The YBS calculations were made using data from the trade association UK Finance up to October 2022, with the November and December transactions then being estimated by YBS.
The Halifax is predicting UK house prices will fall by 8 per cent in the year ahead – although this drop would not be sufficient to wipe away all the gains made in recent years.

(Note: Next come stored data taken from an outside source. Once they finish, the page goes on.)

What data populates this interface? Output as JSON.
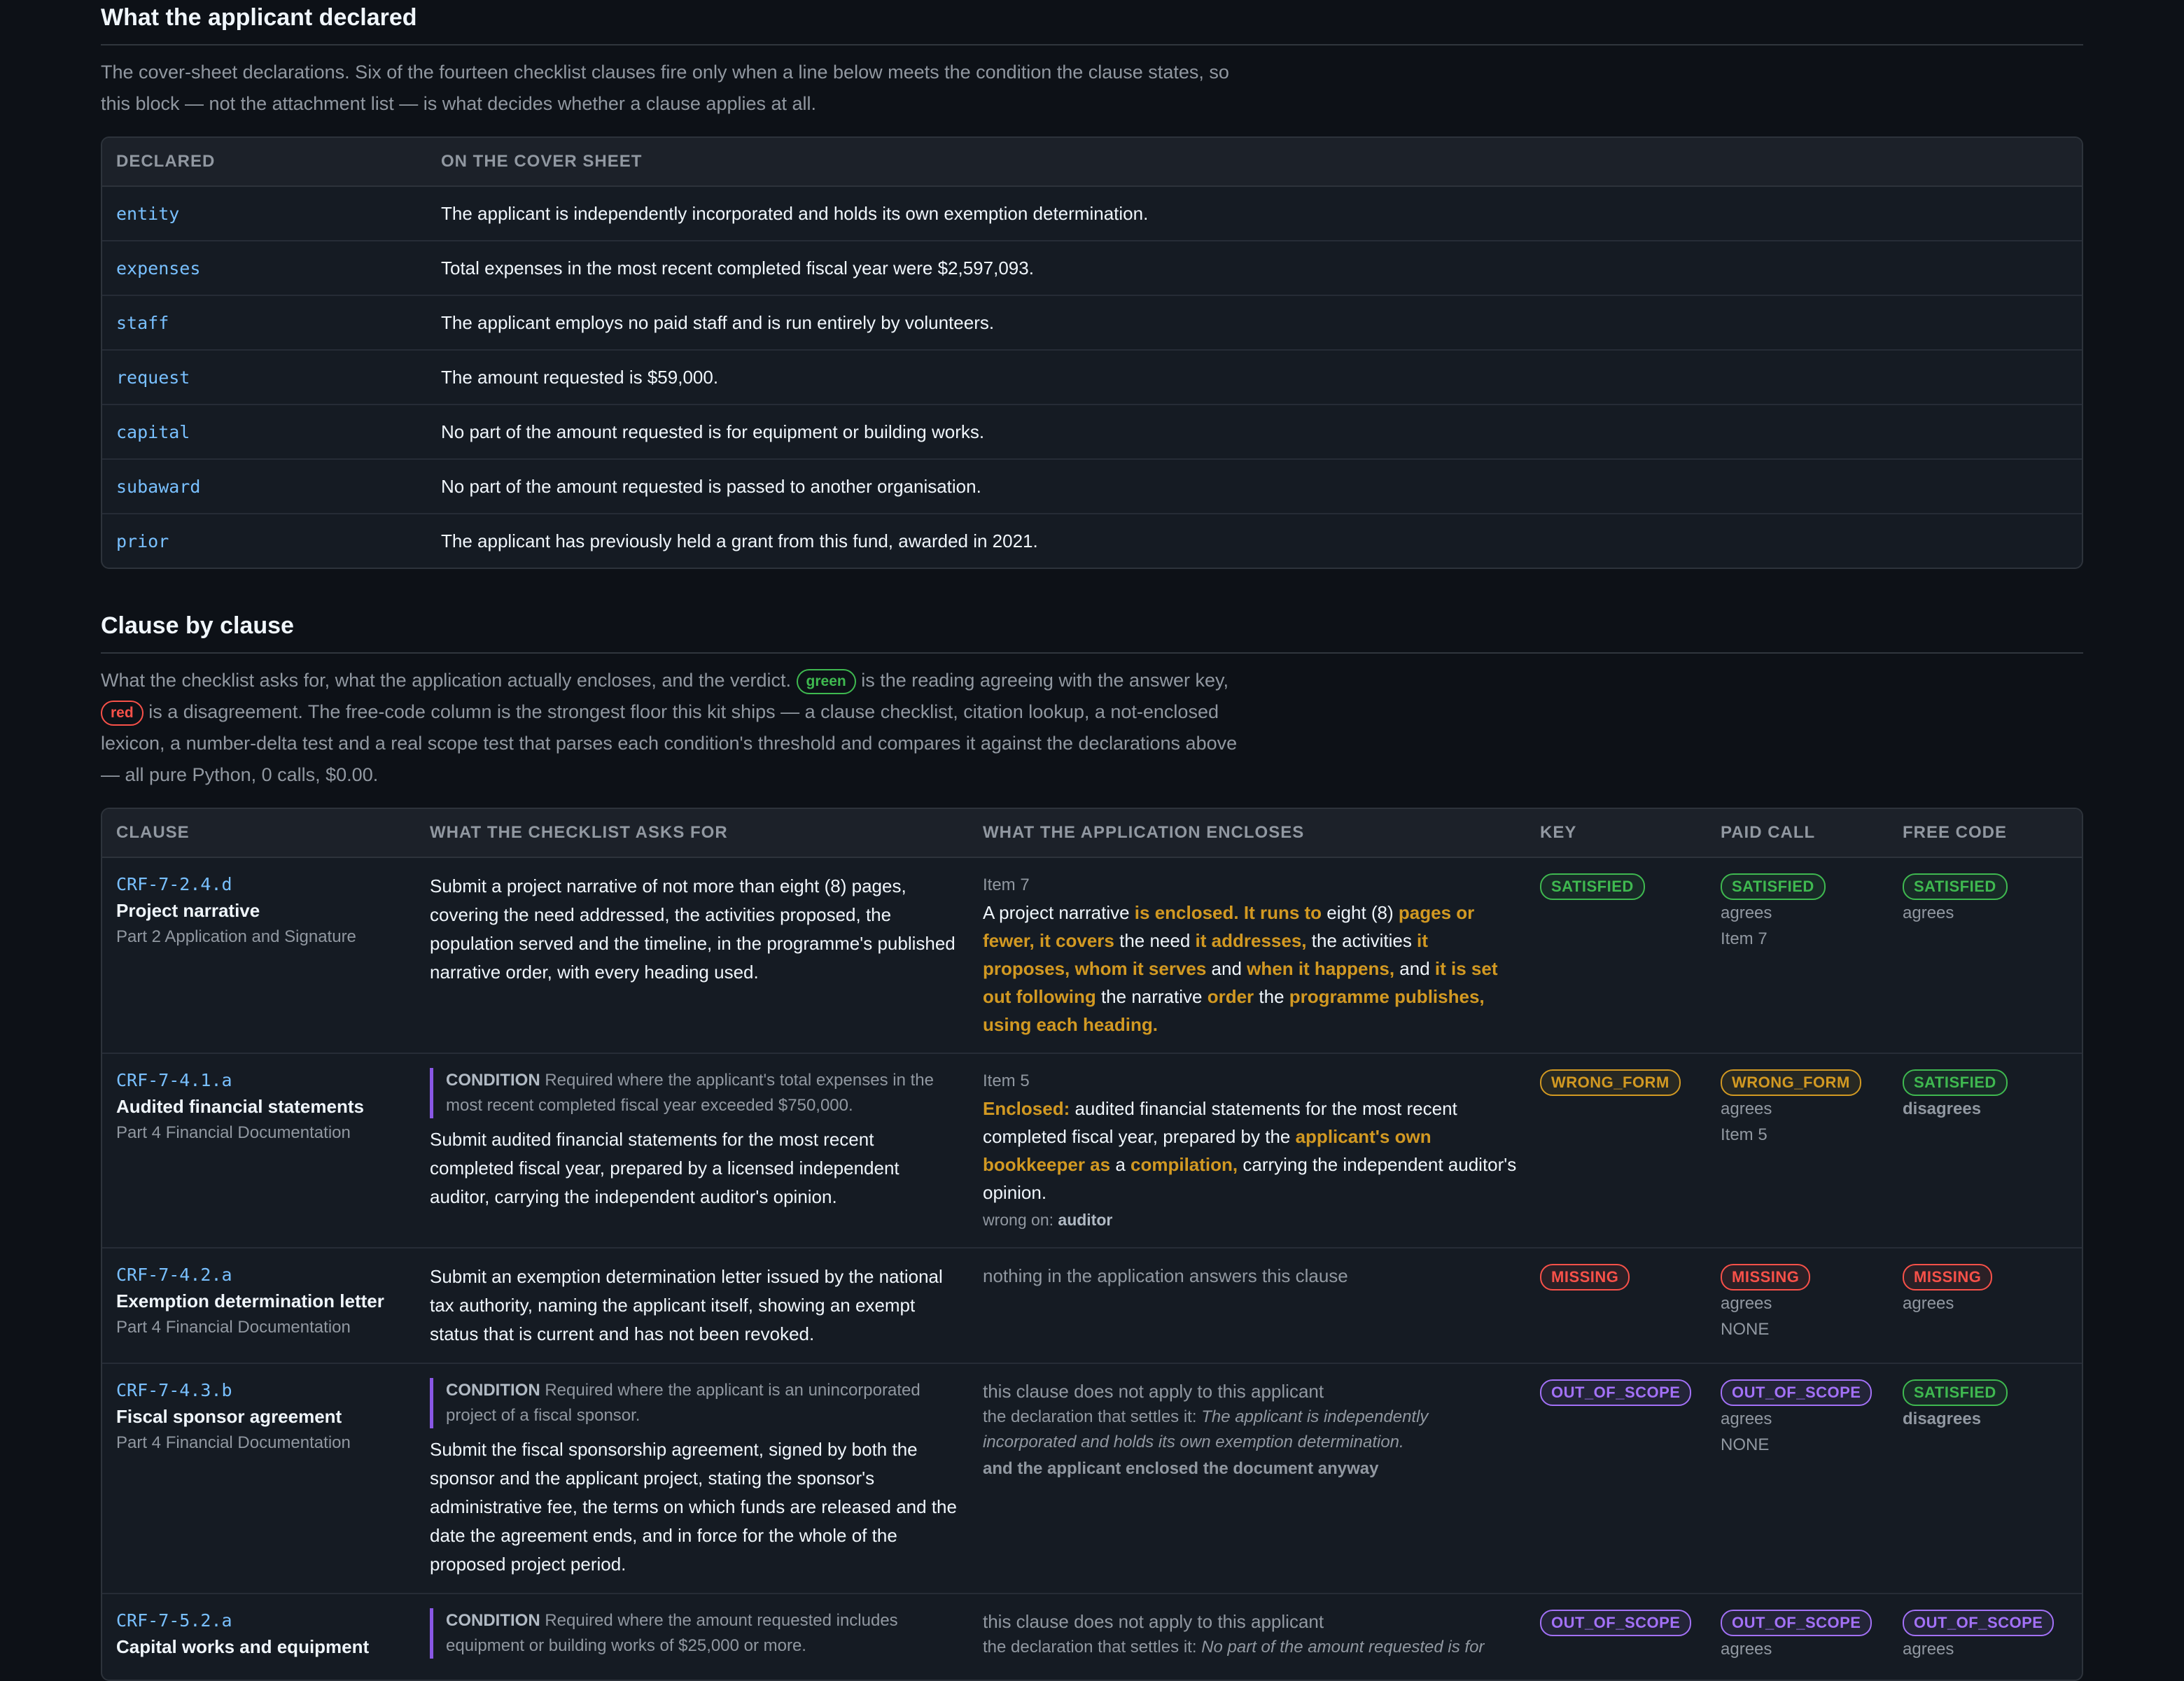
{
  "declared_section": {
    "title": "What the applicant declared",
    "intro": "The cover-sheet declarations. Six of the fourteen checklist clauses fire only when a line below meets the condition the clause states, so this block — not the attachment list — is what decides whether a clause applies at all.",
    "headers": [
      "DECLARED",
      "ON THE COVER SHEET"
    ],
    "rows": [
      {
        "key": "entity",
        "value": "The applicant is independently incorporated and holds its own exemption determination."
      },
      {
        "key": "expenses",
        "value": "Total expenses in the most recent completed fiscal year were $2,597,093."
      },
      {
        "key": "staff",
        "value": "The applicant employs no paid staff and is run entirely by volunteers."
      },
      {
        "key": "request",
        "value": "The amount requested is $59,000."
      },
      {
        "key": "capital",
        "value": "No part of the amount requested is for equipment or building works."
      },
      {
        "key": "subaward",
        "value": "No part of the amount requested is passed to another organisation."
      },
      {
        "key": "prior",
        "value": "The applicant has previously held a grant from this fund, awarded in 2021."
      }
    ]
  },
  "clause_section": {
    "title": "Clause by clause",
    "intro_a": "What the checklist asks for, what the application actually encloses, and the verdict.",
    "green_label": "green",
    "intro_b": "is the reading agreeing with the answer key,",
    "red_label": "red",
    "intro_c": "is a disagreement. The free-code column is the strongest floor this kit ships — a clause checklist, citation lookup, a not-enclosed lexicon, a number-delta test and a real scope test that parses each condition's threshold and compares it against the declarations above — all pure Python, 0 calls, $0.00.",
    "headers": [
      "CLAUSE",
      "WHAT THE CHECKLIST ASKS FOR",
      "WHAT THE APPLICATION ENCLOSES",
      "KEY",
      "PAID CALL",
      "FREE CODE"
    ],
    "condition_label": "CONDITION",
    "rows": [
      {
        "id": "CRF-7-2.4.d",
        "title": "Project narrative",
        "part": "Part 2 Application and Signature",
        "ask": "Submit a project narrative of not more than eight (8) pages, covering the need addressed, the activities proposed, the population served and the timeline, in the programme's published narrative order, with every heading used.",
        "item": "Item 7",
        "enc": [
          {
            "t": "A project narrative ",
            "h": false
          },
          {
            "t": "is enclosed. It runs to",
            "h": true
          },
          {
            "t": " eight (8) ",
            "h": false
          },
          {
            "t": "pages or fewer, it covers",
            "h": true
          },
          {
            "t": " the need ",
            "h": false
          },
          {
            "t": "it addresses,",
            "h": true
          },
          {
            "t": " the activities ",
            "h": false
          },
          {
            "t": "it proposes, whom it serves",
            "h": true
          },
          {
            "t": " and ",
            "h": false
          },
          {
            "t": "when it happens,",
            "h": true
          },
          {
            "t": " and ",
            "h": false
          },
          {
            "t": "it is set out following",
            "h": true
          },
          {
            "t": " the narrative ",
            "h": false
          },
          {
            "t": "order",
            "h": true
          },
          {
            "t": " the ",
            "h": false
          },
          {
            "t": "programme publishes, using each heading.",
            "h": true
          }
        ],
        "key": "SATISFIED",
        "paid": "SATISFIED",
        "paid_note": "agrees",
        "paid_ref": "Item 7",
        "free": "SATISFIED",
        "free_note": "agrees"
      },
      {
        "id": "CRF-7-4.1.a",
        "title": "Audited financial statements",
        "part": "Part 4 Financial Documentation",
        "condition": "Required where the applicant's total expenses in the most recent completed fiscal year exceeded $750,000.",
        "ask": "Submit audited financial statements for the most recent completed fiscal year, prepared by a licensed independent auditor, carrying the independent auditor's opinion.",
        "item": "Item 5",
        "enc": [
          {
            "t": "Enclosed:",
            "h": true
          },
          {
            "t": " audited financial statements for the most recent completed fiscal year, prepared by the ",
            "h": false
          },
          {
            "t": "applicant's own bookkeeper as",
            "h": true
          },
          {
            "t": " a ",
            "h": false
          },
          {
            "t": "compilation,",
            "h": true
          },
          {
            "t": " carrying the independent auditor's opinion.",
            "h": false
          }
        ],
        "wrong_on_label": "wrong on:",
        "wrong_on": "auditor",
        "key": "WRONG_FORM",
        "paid": "WRONG_FORM",
        "paid_note": "agrees",
        "paid_ref": "Item 5",
        "free": "SATISFIED",
        "free_note": "disagrees"
      },
      {
        "id": "CRF-7-4.2.a",
        "title": "Exemption determination letter",
        "part": "Part 4 Financial Documentation",
        "ask": "Submit an exemption determination letter issued by the national tax authority, naming the applicant itself, showing an exempt status that is current and has not been revoked.",
        "muted": "nothing in the application answers this clause",
        "key": "MISSING",
        "paid": "MISSING",
        "paid_note": "agrees",
        "paid_ref": "NONE",
        "free": "MISSING",
        "free_note": "agrees"
      },
      {
        "id": "CRF-7-4.3.b",
        "title": "Fiscal sponsor agreement",
        "part": "Part 4 Financial Documentation",
        "condition": "Required where the applicant is an unincorporated project of a fiscal sponsor.",
        "ask": "Submit the fiscal sponsorship agreement, signed by both the sponsor and the applicant project, stating the sponsor's administrative fee, the terms on which funds are released and the date the agreement ends, and in force for the whole of the proposed project period.",
        "muted": "this clause does not apply to this applicant",
        "settle_label": "the declaration that settles it:",
        "settle": "The applicant is independently incorporated and holds its own exemption determination.",
        "anyway": "and the applicant enclosed the document anyway",
        "key": "OUT_OF_SCOPE",
        "paid": "OUT_OF_SCOPE",
        "paid_note": "agrees",
        "paid_ref": "NONE",
        "free": "SATISFIED",
        "free_note": "disagrees"
      },
      {
        "id": "CRF-7-5.2.a",
        "title": "Capital works and equipment",
        "part": "",
        "condition": "Required where the amount requested includes equipment or building works of $25,000 or more.",
        "muted": "this clause does not apply to this applicant",
        "settle_label": "the declaration that settles it:",
        "settle": "No part of the amount requested is for",
        "key": "OUT_OF_SCOPE",
        "paid": "OUT_OF_SCOPE",
        "paid_note": "agrees",
        "free": "OUT_OF_SCOPE",
        "free_note": "agrees"
      }
    ]
  },
  "colors": {
    "background": "#0d1117",
    "satisfied": "#3fb950",
    "wrong_form": "#d29922",
    "missing": "#f85149",
    "out_of_scope": "#a371f7",
    "code": "#79c0ff"
  }
}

Nationwide Building Society expects house prices could edge down by around 5 per cent in 2023.
A report by the Intermediary Mortgage Lenders Association (Imla) – whose members lend to buyers via brokers – has forecast that higher interest rates will result in gross mortgage lending falling to £265bn in 2023 and £250bn in 2024. Buy-to-let lending will also fall to £47bn in 2023 as a tougher economy weighs on the market.
Imla has predicted the number of households in negative equity – when a house or flat is worth less than the mortgage taken out on it – will reach 16,000 by late 2024, with an average negative figure of £4,300 per household.
This is in stark contrast to other expert forecasts which draw comparisons between now and the 90s housing downturn, when up to 1.8 million households were in negative equity.
The Imla report argues that fewer people will face the problem because of a lower proportion of lending at high loan-to-property value, rapid house price rises post-pandemic and more capital repayment mortgages, meaning more borrowers have paid down their mortgage balance.
Kate Davies, Imla executive director, said: “After two years of global economic turmoil caused by Covid-19, 2022 was widely expected to be a year of recovery and a return to stability. However, the new normal appears to be uncertainty, with Russia’s invasion of Ukraine triggering rapid rises in energy prices and political upheaval in the UK directly affecting mortgage rates.
“Looking ahead, there will continue to be significant challenges facing the mortgage sector and wider economy.”
She added: “We expect persistent inflation and the Bank of England response to weigh on the market, which will have an impact on lending as buyers choose to hold off on moving home or investing in a buy-to-let property.”